Othering is a pretty powerful tool built right into the human condition.

[–] FlyingCircus@lemmy.world 2 points 14 hours ago (1 children)

I would be curious how true that would be in a post-scarcity egalitarian society. How much does our impulse to create out-groups depend on resource insecurity?

Obviously in capitalism having an out-group makes it easier to exploit everyone by creating division. Since exploitation is the key to profits, capitalists are incentivized to create out-groups. But if you take away these conditions, is it really human nature to create an enemy out of whole groups of people?

[–] prettybunnys@sh.itjust.works 2 points 13 hours ago (1 children)

I think anthropologists and sociologists would likely be the best to answer that, but our animal cousins do the same thing fwiw

[–] FlyingCircus@lemmy.world 1 points 13 hours ago (1 children)

Animals hardly live in post scarcity though, nor are they equipped to understand what that is.

[–] prettybunnys@sh.itjust.works 1 points 12 hours ago

Ok, but much like humans they have had very little need to develop the behaviors and capacity for it.

It’s a fun theoretical but I’d tend to think that we don’t have a special hidden away innate capacity for it given everything about humanity and nature

[–] Juice@midwest.social 1 points 20 hours ago

Its a circumstance that is an extension of rational dualism, it isn't inherent to humanity. Its the way we were all taught to think, that leads to "othering". There are other means of analysing our world, which bring people together rather than splitting and alienating each other.

What you call inherent to humanity, I call inherent to bourgeois capitalism. Humanity has other options. In a thread about worker liberation, bourgeois essentialism should not go uncriticized.

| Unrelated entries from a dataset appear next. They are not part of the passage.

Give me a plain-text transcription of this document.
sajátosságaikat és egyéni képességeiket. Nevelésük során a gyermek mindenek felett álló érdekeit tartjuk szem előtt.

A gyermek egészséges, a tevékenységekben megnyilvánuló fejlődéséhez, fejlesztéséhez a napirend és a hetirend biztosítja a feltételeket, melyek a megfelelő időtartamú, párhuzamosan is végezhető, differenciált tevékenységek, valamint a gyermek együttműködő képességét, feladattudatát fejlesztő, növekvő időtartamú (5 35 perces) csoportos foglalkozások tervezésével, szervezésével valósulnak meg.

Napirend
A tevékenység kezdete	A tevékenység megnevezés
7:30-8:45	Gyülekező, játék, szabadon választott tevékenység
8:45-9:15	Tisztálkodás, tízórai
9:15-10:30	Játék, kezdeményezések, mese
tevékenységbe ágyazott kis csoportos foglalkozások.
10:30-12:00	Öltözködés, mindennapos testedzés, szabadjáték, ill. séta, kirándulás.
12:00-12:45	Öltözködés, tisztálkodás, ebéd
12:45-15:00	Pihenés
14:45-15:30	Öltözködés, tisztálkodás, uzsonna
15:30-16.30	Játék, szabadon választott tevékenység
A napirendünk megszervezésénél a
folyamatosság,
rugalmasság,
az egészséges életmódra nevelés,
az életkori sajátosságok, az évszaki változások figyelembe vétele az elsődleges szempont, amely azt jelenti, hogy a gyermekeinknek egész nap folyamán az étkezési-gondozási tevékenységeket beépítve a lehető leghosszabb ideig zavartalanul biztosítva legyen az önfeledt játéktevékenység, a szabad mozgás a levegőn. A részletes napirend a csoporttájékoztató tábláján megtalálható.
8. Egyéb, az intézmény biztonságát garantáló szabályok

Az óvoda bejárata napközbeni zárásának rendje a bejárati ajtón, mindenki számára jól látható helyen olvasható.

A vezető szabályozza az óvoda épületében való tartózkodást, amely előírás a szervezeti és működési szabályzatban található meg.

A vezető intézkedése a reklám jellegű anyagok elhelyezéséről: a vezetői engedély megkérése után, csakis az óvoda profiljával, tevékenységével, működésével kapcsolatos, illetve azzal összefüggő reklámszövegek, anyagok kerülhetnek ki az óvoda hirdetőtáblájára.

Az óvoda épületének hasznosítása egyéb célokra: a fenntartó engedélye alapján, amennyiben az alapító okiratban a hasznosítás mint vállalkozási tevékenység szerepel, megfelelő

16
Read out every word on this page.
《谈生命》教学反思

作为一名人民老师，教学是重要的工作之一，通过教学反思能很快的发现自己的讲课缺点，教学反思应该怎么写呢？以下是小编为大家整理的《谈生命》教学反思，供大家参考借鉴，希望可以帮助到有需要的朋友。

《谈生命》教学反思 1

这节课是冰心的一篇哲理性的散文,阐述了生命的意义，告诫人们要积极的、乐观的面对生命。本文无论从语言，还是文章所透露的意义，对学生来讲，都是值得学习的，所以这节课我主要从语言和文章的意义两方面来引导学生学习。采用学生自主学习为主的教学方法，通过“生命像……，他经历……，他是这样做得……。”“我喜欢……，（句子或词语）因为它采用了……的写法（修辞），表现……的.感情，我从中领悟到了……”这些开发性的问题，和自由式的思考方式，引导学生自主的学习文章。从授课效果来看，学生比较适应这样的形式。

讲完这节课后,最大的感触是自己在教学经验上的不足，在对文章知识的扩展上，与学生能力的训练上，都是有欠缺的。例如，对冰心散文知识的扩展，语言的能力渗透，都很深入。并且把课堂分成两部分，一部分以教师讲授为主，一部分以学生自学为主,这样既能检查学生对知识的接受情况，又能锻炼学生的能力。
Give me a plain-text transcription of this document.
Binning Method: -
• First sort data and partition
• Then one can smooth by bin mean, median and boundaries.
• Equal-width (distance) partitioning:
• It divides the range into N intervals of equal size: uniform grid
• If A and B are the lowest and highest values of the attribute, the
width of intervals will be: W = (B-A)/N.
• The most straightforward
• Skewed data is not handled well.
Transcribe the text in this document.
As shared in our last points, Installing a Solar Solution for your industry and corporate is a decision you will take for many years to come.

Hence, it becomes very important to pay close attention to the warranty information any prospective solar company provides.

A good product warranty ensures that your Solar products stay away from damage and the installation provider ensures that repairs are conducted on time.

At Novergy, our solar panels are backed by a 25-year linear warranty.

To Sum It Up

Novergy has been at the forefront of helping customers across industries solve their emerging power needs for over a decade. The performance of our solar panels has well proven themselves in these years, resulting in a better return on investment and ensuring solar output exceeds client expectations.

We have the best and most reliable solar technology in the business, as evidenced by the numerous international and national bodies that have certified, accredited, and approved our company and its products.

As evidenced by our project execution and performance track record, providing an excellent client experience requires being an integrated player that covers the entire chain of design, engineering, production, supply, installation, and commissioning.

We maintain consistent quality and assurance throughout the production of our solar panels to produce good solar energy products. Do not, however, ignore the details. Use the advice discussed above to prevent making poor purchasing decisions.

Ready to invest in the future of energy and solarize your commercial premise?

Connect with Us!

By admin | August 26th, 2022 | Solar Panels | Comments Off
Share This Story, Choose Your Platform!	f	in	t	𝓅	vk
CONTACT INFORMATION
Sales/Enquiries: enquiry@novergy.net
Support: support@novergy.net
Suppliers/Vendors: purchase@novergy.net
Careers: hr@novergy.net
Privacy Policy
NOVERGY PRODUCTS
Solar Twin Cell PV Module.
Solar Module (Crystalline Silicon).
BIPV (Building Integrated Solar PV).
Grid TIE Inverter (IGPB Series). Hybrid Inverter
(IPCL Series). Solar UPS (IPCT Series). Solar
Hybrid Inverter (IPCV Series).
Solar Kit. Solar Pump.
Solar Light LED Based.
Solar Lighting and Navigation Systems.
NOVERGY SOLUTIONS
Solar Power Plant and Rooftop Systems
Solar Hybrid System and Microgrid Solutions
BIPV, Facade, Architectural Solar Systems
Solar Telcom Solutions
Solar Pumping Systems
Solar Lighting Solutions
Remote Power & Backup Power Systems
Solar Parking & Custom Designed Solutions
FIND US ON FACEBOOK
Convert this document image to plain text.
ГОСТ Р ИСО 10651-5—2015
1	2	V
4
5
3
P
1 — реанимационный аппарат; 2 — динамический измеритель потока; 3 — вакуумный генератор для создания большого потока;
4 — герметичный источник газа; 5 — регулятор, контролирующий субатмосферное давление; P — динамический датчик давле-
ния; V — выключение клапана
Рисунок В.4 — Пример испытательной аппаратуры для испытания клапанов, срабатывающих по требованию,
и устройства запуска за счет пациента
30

[–] Juice@midwest.social 7 points 23 hours ago

The arrival of the military deescalated the conflict. The miners were rightly hostile toward gun thugs, capitalists, and cops, but had a favorable view of the military. The miners did not view the soldiers as their enemy, and as far as I know, peacefully surrendered.

I'm sure there were exceptions, but that was my understanding from the great history, Thunder on the Mountain: West Virginia Mine Wars of 20, 21

[–] electric_nan@lemmy.ml 9 points 1 day ago

Probably harder to find examples where they wouldn't.

[–] Hugin@lemmy.world 6 points 1 day ago

Armies have historicly been used just as much to keep the local population in line as to wage war.

[–] kcuf@lemmy.world 6 points 1 day ago (1 children)

I'm sure they had their own families to feed. Desperation is a powerful tool

[–] SippyCup@feddit.nl 11 points 23 hours ago (1 children)

If someone tells you to put a gun to a guys head for trying to feed his family, on pain of not being able to feed your own family, that's a good sign to turn the gun on the guy giving the orders.

Because he might as well have a gun pointed at them.

[–] kcuf@lemmy.world 1 points 22 hours ago

Ya I agree, but I think the reality is that most people just get swept up in everything and fixate on their immediate problems.